Learning and improving is to a large extent a function of repetition, an ability to isolate cause and effect, and then being able to rapidly apply whatever is learned before it is forgotten.

The factory-based, mass production involved in small, standardised equipment does this better than infrequent, field-based construction of large power plants. A factory involves more readily controlled conditions than a large civil project whose conditions and suppliers can change from location to location and are subject to vagaries of the weather. The personnel at the factory get repeated experience churning out hundreds of units per day where learning can be rapidly applied in the next production run. Whereas personnel involved a civil construction project might only get to work on a plant once a year, with possibly long lags from project-to-project.

On top of this, mass production provides greater rewards on investments in research and development that improve a product unit’s performance or production cost. R&D is an upfront cost to develop knowledge that is costless to replicate. With small mass-produced equipment these upfront costs can be offset over tens of thousands or even millions of units per annum.
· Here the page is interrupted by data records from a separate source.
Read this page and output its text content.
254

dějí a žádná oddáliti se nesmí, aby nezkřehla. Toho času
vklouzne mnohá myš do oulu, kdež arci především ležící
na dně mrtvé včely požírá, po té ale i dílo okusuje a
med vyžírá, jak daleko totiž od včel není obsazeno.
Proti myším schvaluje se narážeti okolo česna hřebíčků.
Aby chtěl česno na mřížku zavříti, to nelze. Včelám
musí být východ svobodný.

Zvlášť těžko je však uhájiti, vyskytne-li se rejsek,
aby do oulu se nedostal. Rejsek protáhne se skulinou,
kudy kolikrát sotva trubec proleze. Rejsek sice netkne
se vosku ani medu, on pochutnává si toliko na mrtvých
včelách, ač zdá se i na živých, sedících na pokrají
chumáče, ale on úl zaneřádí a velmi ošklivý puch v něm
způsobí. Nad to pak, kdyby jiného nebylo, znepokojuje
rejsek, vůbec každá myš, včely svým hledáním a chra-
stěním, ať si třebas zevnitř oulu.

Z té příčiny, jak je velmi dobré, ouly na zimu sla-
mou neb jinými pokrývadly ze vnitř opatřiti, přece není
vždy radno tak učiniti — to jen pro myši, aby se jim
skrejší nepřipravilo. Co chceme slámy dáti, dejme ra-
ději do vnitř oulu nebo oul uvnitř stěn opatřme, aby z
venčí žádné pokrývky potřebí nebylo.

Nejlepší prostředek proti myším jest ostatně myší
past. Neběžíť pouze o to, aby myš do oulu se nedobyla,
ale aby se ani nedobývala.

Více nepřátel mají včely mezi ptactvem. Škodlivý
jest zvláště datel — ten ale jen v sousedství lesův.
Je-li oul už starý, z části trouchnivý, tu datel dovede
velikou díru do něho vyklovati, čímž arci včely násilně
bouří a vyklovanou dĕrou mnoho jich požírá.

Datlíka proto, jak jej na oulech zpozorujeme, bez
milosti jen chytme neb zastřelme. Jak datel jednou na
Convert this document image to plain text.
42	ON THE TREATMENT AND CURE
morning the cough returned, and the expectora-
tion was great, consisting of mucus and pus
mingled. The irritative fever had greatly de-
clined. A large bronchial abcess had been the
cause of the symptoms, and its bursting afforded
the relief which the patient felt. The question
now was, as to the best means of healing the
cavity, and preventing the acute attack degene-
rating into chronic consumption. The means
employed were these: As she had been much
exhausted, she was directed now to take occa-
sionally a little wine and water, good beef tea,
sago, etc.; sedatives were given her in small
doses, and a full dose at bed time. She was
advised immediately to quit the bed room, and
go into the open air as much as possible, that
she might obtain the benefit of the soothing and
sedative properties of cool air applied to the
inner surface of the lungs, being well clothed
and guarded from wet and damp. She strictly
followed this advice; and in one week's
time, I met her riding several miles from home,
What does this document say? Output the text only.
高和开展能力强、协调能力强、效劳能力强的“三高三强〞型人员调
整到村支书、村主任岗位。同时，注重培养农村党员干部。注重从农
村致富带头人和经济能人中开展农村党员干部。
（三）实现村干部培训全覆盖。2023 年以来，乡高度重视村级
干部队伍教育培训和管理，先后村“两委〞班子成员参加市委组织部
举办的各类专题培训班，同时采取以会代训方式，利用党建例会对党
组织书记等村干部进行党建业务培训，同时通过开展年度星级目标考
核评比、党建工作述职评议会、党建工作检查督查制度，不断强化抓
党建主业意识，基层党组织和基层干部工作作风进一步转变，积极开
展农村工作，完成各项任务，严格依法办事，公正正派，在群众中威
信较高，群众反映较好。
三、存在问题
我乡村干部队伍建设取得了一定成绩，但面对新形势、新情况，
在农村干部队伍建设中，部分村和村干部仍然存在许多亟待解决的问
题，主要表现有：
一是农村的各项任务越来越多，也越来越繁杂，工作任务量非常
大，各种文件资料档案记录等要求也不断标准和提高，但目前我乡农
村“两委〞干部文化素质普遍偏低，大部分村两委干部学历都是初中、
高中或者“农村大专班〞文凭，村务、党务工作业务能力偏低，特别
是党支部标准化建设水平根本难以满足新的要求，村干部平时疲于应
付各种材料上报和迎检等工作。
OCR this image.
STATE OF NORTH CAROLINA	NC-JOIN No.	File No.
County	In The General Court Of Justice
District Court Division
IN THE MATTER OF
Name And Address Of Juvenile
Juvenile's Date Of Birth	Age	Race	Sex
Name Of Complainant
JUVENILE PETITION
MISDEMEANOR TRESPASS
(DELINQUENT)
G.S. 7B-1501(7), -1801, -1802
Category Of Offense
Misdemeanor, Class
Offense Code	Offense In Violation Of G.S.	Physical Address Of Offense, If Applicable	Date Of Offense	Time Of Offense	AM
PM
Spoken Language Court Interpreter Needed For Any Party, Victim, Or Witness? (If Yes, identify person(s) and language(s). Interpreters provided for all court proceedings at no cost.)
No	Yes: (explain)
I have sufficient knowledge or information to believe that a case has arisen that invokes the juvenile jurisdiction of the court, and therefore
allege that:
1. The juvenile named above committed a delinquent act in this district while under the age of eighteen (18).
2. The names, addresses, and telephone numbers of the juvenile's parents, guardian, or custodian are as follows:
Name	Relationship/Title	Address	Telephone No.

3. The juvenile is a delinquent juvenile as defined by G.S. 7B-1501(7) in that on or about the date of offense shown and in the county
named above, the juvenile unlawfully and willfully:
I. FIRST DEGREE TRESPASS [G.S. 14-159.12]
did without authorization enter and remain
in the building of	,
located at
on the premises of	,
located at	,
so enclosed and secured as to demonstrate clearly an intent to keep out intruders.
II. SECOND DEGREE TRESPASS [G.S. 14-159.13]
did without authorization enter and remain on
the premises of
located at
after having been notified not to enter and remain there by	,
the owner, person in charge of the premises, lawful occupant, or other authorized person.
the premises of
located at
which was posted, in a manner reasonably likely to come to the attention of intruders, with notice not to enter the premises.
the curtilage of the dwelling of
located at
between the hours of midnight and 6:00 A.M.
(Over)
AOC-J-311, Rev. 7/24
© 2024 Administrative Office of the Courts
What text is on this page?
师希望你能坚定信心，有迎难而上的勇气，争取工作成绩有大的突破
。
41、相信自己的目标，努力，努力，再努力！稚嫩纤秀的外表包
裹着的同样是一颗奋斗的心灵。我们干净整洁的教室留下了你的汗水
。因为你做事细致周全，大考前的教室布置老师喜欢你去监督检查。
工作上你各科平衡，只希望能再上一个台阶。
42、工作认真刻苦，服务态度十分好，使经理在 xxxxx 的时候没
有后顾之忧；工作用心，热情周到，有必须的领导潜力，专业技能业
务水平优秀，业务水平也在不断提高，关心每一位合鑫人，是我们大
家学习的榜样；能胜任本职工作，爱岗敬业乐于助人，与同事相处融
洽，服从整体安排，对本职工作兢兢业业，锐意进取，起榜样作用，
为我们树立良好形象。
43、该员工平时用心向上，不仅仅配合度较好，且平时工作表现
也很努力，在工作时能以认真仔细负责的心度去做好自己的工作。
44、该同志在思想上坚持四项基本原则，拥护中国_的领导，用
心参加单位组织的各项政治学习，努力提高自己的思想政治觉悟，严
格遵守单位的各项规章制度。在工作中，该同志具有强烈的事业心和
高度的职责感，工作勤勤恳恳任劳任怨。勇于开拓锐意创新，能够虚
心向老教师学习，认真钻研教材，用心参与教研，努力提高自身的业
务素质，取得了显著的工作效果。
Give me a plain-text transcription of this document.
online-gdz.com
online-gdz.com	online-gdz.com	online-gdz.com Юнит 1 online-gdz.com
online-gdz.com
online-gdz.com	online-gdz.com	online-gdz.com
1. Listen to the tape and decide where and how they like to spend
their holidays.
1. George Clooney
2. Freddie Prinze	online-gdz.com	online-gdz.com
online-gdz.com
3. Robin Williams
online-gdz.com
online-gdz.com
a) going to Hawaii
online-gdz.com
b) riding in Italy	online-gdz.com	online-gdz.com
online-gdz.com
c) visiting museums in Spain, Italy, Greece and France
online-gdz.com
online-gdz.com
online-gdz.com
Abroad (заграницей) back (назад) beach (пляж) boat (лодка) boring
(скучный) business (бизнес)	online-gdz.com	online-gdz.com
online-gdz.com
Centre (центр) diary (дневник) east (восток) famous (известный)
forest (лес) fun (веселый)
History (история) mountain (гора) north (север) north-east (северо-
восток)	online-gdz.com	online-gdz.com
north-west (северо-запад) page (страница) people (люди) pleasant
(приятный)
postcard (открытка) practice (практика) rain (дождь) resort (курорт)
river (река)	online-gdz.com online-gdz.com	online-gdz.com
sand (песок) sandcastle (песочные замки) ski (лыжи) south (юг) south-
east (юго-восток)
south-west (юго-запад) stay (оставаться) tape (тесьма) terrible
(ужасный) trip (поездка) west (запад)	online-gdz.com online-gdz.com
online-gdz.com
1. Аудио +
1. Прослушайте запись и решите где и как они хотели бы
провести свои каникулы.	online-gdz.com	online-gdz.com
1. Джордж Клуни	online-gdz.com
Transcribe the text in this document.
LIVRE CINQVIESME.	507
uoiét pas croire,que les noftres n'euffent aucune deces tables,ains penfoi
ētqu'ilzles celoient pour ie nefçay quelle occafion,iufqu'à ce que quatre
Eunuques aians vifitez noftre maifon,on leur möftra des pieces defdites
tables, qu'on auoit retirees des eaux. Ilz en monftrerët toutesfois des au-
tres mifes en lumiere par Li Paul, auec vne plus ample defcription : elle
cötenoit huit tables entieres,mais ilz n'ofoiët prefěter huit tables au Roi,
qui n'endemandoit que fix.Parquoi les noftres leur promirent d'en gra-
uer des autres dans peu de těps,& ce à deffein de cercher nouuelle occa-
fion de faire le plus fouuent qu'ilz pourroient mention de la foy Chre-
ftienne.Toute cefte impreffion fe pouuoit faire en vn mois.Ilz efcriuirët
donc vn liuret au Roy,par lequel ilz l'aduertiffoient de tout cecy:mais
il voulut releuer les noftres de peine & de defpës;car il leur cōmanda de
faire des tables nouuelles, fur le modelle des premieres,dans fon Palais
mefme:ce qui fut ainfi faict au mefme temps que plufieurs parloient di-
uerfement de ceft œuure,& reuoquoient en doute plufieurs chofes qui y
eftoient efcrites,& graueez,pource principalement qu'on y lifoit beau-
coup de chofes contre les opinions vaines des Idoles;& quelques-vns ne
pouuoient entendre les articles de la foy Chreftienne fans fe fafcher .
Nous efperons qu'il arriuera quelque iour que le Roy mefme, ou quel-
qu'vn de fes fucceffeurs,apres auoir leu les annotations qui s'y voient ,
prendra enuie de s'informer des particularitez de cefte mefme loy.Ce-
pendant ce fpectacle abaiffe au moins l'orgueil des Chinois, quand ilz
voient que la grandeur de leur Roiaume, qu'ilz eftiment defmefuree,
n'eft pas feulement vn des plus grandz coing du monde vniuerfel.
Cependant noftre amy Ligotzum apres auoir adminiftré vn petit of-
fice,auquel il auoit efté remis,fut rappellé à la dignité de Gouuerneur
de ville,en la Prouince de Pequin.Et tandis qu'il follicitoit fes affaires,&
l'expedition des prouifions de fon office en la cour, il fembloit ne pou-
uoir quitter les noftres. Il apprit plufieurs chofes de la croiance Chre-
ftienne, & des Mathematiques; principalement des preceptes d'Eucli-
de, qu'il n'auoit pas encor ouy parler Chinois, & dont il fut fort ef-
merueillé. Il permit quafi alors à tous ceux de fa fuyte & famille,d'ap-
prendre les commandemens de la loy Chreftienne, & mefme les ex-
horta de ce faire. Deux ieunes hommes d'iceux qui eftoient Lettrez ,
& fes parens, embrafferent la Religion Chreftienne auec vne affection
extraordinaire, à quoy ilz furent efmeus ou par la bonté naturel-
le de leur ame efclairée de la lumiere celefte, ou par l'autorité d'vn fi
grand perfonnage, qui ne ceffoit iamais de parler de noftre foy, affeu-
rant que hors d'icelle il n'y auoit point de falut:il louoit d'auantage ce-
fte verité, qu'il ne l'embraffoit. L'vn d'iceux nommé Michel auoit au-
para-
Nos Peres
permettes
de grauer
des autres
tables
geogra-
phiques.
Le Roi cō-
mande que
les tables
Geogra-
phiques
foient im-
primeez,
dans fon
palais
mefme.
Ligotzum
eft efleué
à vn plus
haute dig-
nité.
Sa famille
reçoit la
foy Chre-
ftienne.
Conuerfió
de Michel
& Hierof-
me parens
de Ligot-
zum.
On the other hand you’d be lucky to sell a handful of nuclear plants per year and maybe a hundred coal plants.

The Economist magazine, in seeking to explain the failure of nuclear power, came up with an incredibly apt analogy for this phenomenon described above – whales evolve slower than fruit flies. 

Smaller units mean less market risk for end buyers

You are much less likely to tip an electricity market into oversupply and depress electricity prices if you add a hundred megawatts in one go rather than a thousand megawatts. Consequently buyers see less market risk in purchasing small power generation units than big ones.

This is one of the prime reasons proposals to construct new 1000MW nuclear power plants tend to be confined to electricity systems where prices are set by regulators rather than liberalised electricity markets, where prices are determined by supply and demand.


Clean energy technologies that come in small, unit sizes have some important advantages over large scale technologies, but one should avoid being too dogmatic. Each technology tends to have a range of pros and cons that mean it would be foolish to rule one in or out based purely on unit size. Rather the lesson from this is that we should avoid silly policies like Solar Flagships, which are deliberately biased in favour of large-scale projects.